I am sorry it was not meant to be disturbing, and I certainly do not relish the death of any living creature. Its just that rather than bury a carcase I use it to teach children and adults about skeletal structures and how bodies work. It is important for very many children to see bones (other than dinosaurs) as most of those I have taught have never even seen a whole chicken - generally only out of a packet in breadcrumbs. It never ceases for them to marval at how most animals have the same bones but in different sizes or with slightly different characteristics for the muscles and sinus to attach and for blood supplies to flow through.
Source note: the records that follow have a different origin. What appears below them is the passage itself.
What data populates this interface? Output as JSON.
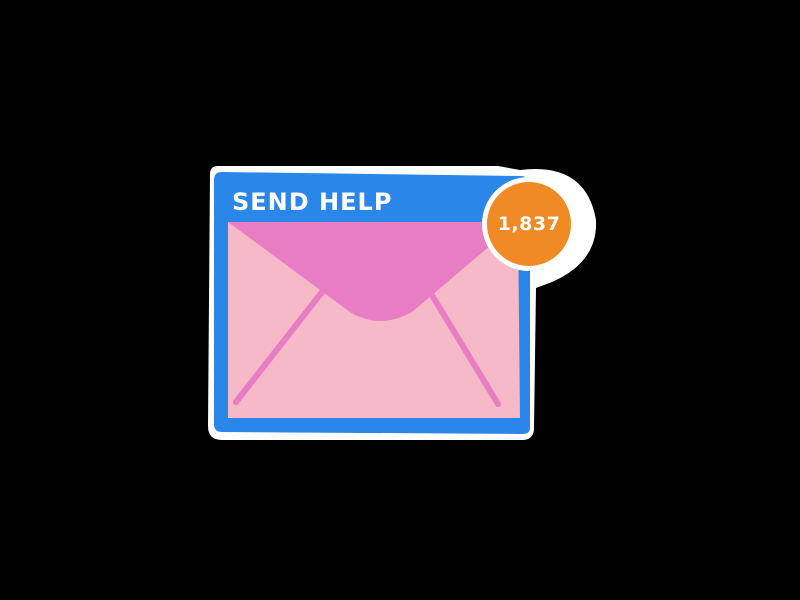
{
  "window": {
    "title": "SEND HELP"
  },
  "notification": {
    "count": "1,837"
  },
  "icon": {
    "name": "envelope-icon"
  },
  "colors": {
    "background": "#000000",
    "frame_blue": "#2a86e8",
    "envelope_body": "#f5b9c8",
    "envelope_flap": "#e87dc3",
    "badge_orange": "#f08a24",
    "outline_white": "#ffffff"
  }
}
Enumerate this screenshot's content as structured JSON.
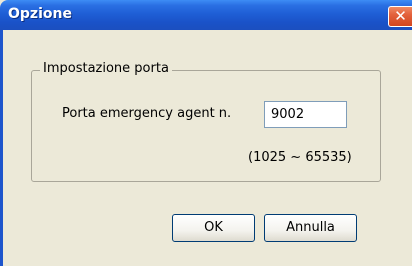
{
  "window": {
    "title": "Opzione",
    "close_glyph": "✕"
  },
  "group": {
    "title": "Impostazione porta"
  },
  "port": {
    "label": "Porta emergency agent n.",
    "value": "9002",
    "range": "(1025 ~ 65535)"
  },
  "buttons": {
    "ok": "OK",
    "cancel": "Annulla"
  },
  "colors": {
    "titlebar": "#1f5fd6",
    "close": "#d2461f",
    "dialog_bg": "#ece9d8"
  },
  "icons": [
    "close-icon"
  ]
}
It is part of a more general science and technology display and was part of the result of one of my masters degrees in teaching science when it was added to the national curriculum. The collection is housed at my home because the original LA school's resource centre was closed down and if I did not keep it would have been in a landfill, as would the future bones that I hope to extend and support the collection. I only use already dead animals and although I do have some domestic animal skeletons these came from a vet school. However, I am a bit of a hypocrite as our own pets when dead do not join the collection due to our sentimentality

« Last Edit: April 26, 2011, 08:41:50 am by shearling »

nails

  • Joined Mar 2011
  • Somerset
Re: Slaughtering
« Reply #9 on: April 26, 2011, 09:49:59 am »
Shearling where are you exactly? i have 2 i use in somerset (Slaughter houses)

shearling

  • Joined Mar 2011
Re: Slaughtering
« Reply #10 on: April 26, 2011, 10:47:41 am »
Near Minehead

exmoorlady

  • Joined Mar 2009
  • Brendon Hills
Re: Slaughtering
« Reply #11 on: April 27, 2011, 08:14:13 am »
Chris Trott at bishops Lydeard is excellent for sheep and cattle.

Smashy and gang

  • Joined Apr 2011
Re: Slaughtering
« Reply #12 on: April 29, 2011, 11:40:20 pm »
Any suggestions for Oxfordshire?  Also - on the possibly controversial point of castrating, do slaughter houses usually accept non-castrated lambs for meat?  I thought they didn't but someone said recently they thought it was OK?

daddymatty82

  • Joined Aug 2010
  • swindon
Re: Slaughtering
« Reply #13 on: April 30, 2011, 08:58:37 am »
where in oxfordshire?

hughesy

  • Joined Feb 2010
  • Anglesey
Re: Slaughtering
« Reply #14 on: April 30, 2011, 10:59:46 am »
You shouldn't have a problem getting your lamb heads back, they are yours after all. The lamb abattoir I used to work at used to sell them. Very little if anything goes to waste.